Abstract: Inflammation is the body's defense mechanism against threats such as bacterial infection, undesirable substances, injury, or illness. The process is complex and involves a variety of specialized cells that mobilize to neutralize and dispose of the injurious material so that the body can heal. In the brain, a similar inflammation process occurs when glia, especially astrocytes and microglia, undergo activation in response to stimuli such as injury, illness, or infection. Like peripheral immune cells, glia in the central nervous system also increase production of inflammatory cytokines and neutralize the threat to the brain. This brain inflammation, or neuroinflammation, is generally beneficial and allows the brain to respond to changes in its environment and dispose of damaged tissue or undesirable substances. Unfortunately, this beneficial process sometimes gets out of balance and the neuroinflammatory process persists, even when the inflammation-provoking stimulus is eliminated. Uncontrolled chronic neuroinflammation is now known to play a key role in the progression of damage in a number of neurodegenerative diseases. Thus, overproduction of proinflammatory cytokines offers a pathophysiology progression mechanism that can be targeted in new therapeutic development for multiple neurodegenerative diseases. We summarize in this chapter the evidence supporting proinflammatory cytokine upregulation as a therapeutic target for neurodegenerative disorders, with a focus on Alzheimer's disease. In addition, we discuss the drug discovery process and two approaches, function-driven and target-based, that show promise for development of neuroinflammation-targeted, disease-modifying therapeutics for multiple neurodegenerative disorders.

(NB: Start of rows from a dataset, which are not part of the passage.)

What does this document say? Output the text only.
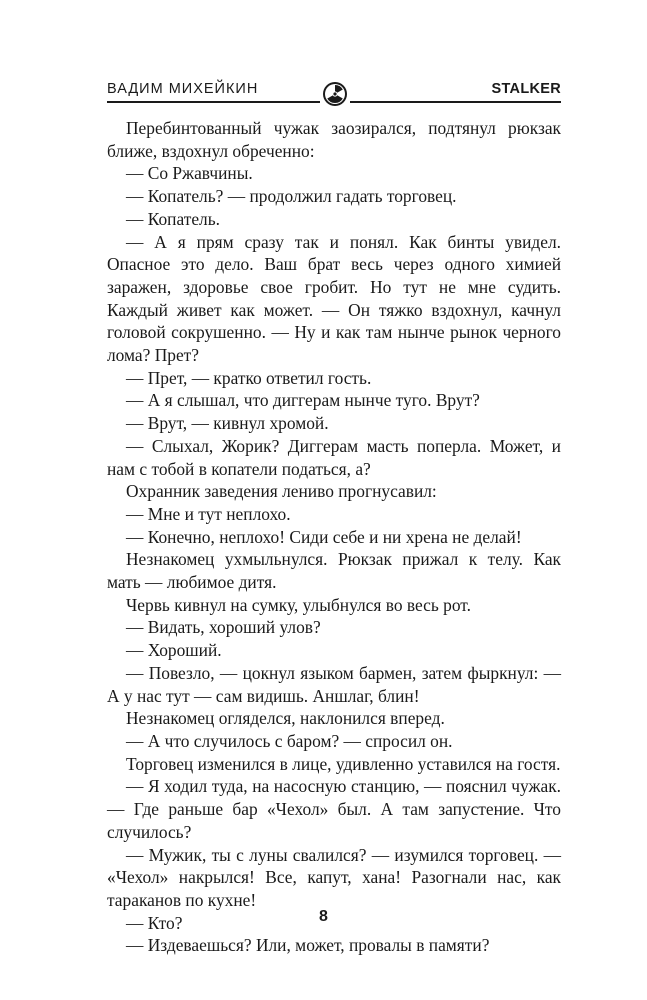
ВАДИМ МИХЕЙКИН	STALKER

Перебинтованный чужак заозирался, подтянул рюкзак ближе, вздохнул обреченно:

— Со Ржавчины.

— Копатель? — продолжил гадать торговец.

— Копатель.

— А я прям сразу так и понял. Как бинты увидел. Опасное это дело. Ваш брат весь через одного химией заражен, здоровье свое гробит. Но тут не мне судить. Каждый живет как может. — Он тяжко вздохнул, качнул головой сокрушенно. — Ну и как там нынче рынок черного лома? Прет?

— Прет, — кратко ответил гость.

— А я слышал, что диггерам нынче туго. Врут?

— Врут, — кивнул хромой.

— Слыхал, Жорик? Диггерам масть поперла. Может, и нам с тобой в копатели податься, а?

Охранник заведения лениво прогнусавил:

— Мне и тут неплохо.

— Конечно, неплохо! Сиди себе и ни хрена не делай!

Незнакомец ухмыльнулся. Рюкзак прижал к телу. Как мать — любимое дитя.

Червь кивнул на сумку, улыбнулся во весь рот.

— Видать, хороший улов?

— Хороший.

— Повезло, — цокнул языком бармен, затем фыркнул: — А у нас тут — сам видишь. Аншлаг, блин!

Незнакомец огляделся, наклонился вперед.

— А что случилось с баром? — спросил он.

Торговец изменился в лице, удивленно уставился на гостя.

— Я ходил туда, на насосную станцию, — пояснил чужак. — Где раньше бар «Чехол» был. А там запустение. Что случилось?

— Мужик, ты с луны свалился? — изумился торговец. — «Чехол» накрылся! Все, капут, хана! Разогнали нас, как тараканов по кухне!

— Кто?

— Издеваешься? Или, может, провалы в памяти?

8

Hu W, Ralay Ranaivo H, Craft JM, Van Eldik LJ, Watterson DM. · Center for Drug Discovery and Chemical Biology, Northwestern University Chicago, IL 60611, USA. · Curr Alzheimer Res. · Pubmed #15974919 No free full text.

Abstract: The neuroinflammation cycle has been proposed as a potential therapeutic target in the development of new approaches to altering Alzheimer's disease (AD) progression. However, the efficacy and toxicological profile of compounds that focus only on classical NSAID targets have been disappointing to date. Therefore, we recently initiated an unbiased, integrative chemical biology approach that used a hierarchal set of cell-based screens, followed by efficacy analysis in a new AD-relevant animal model that more closely resembles human pathology endpoints in terms of neuroinflammation and neuronal loss. The prior investigations provided a proof of concept that targeting the neuroinflammation cycle may be a viable drug discovery approach for AD. However, recent informatics analyses of the high attrition rate in drug development have identified the need for starting drug development with lead compounds that are well below cut off values in computed molecular properties in order to facilitate late stage medicinal chemistry refinement to improve in vivo functions. We describe here how we are leveraging our novel, unbiased, integrative chemical biology approach for the rapid discovery of potential lead compounds for AD drug discovery. Specifically, we show that orally bioavailable compounds with the desired physical properties and in vivo functions can be identified in focused synthetic libraries composed of chemical diversifications of the inactive but privileged pyridazine molecular fragment.